Trump has also taken steps to eliminate domestic constraints on his power. During his first term, Trump chafed against a number of domestic bulwarks against his impulses and policy preferences: Congress, the judiciary, and even the so-called adults in the room within his own administration. In his second term, however, Trump has ignored, bypassed, or bulldozed over any legal or institutional restraints. With little in the way of opposition from Congress or the Supreme Court, he has declared ten different states of emergency during his first year in office on matters as varied as energy, immigration, and the International Criminal Court, actions that enhance the power of the executive. He has enacted a tariff regime of dubious constitutional provenance in an attempt to remake the global economy and rebuild the U.S. manufacturing sector. He has deployed federal officers and National Guard troops in cities in direct defiance of local leaders’ wishes to accelerate his mass deportation campaign. He has fired and attempted to fire executive branch officials previously believed to be independent from presidential prerogative. He has weaponized the Department of Justice to pursue his political vendettas. And he has assaulted the foundations of national power, slashing funding for scientific research and diplomatic expertise.

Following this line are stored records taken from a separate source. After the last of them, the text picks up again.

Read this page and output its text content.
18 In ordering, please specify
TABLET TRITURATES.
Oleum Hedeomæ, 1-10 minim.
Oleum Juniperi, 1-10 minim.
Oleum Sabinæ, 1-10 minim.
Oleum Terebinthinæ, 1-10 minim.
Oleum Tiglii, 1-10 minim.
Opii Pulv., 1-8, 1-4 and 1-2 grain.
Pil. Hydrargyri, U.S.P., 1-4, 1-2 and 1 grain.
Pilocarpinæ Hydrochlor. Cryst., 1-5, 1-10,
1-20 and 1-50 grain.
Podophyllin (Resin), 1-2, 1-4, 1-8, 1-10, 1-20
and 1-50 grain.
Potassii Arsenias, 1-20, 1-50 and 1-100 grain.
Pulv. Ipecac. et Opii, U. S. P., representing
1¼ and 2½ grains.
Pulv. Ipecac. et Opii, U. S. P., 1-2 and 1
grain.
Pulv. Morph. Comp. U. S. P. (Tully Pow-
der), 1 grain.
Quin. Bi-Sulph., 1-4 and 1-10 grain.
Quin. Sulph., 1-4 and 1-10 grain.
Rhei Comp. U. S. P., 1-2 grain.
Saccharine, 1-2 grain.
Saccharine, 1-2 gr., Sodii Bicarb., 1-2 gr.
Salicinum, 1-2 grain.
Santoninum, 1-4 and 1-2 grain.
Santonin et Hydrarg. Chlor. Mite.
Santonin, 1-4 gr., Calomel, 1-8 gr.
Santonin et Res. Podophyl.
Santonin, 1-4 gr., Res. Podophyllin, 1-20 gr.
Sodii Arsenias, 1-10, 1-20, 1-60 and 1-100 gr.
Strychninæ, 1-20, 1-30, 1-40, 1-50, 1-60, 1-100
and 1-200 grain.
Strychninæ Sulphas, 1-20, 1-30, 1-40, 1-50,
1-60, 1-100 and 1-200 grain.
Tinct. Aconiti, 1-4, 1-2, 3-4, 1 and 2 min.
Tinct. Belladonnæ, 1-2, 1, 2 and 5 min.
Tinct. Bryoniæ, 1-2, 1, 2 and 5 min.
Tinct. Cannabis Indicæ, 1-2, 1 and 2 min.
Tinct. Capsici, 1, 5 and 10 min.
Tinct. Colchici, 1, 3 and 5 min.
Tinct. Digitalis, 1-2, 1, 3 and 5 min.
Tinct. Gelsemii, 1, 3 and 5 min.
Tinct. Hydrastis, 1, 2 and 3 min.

Yeah, that all still definitely holds.
My only other point is that the politics of this moment seem critical to the ongoing debate about whether the United States is still a constitutional democracy. The hard-working staff here at Drezner’s World has been discussing Trump’s effect on American democracy for quite some time: here, here, here, and here. It looks like some further discussion is warranted.
Speaking for myself, I continue to remain optimistic that whatever damage the U.S. system has taken, American authoritarianism is a long, long way from being consolidated. Trump’s actions are extremely unpopular and even in-the-bag Republicans are acknowledging this fact. Today is a day when Nemik’s manifesto from Andor rings true.
But it’s a long way between today and January 2027.
Please feel free to craft your own (likely more coherent) thoughts about this issue in the comments.
Is it worth the guilt I will feel for leaving my family behind in the cold and snow? No, probably not.

Normally, when a policy becomes deeply unpopular a politician will weigh its appeal to his base vs. the overall political cost and will usually find some way to pull back or seem to. But Trump's immigration policy is no longer primarily about immigration, if it ever was -- it's about power and physical force and creating opportunities for him to use more physical force to seize more power. The chaos ICE is causing is a plus -- it will give him the excuse he's wanted for years to use the Insurrection Act to subdue blue cities. I keep thinking about how vastly the ICE + CPB presence outnumbers the actual police forces of the Twin Cities -- by about three to one. We see horror, he sees a test case.
One sentence explains Trump's domestic & foreign policy: the strong do what they can, the weak suffer what they must. And let's remember how that turned out.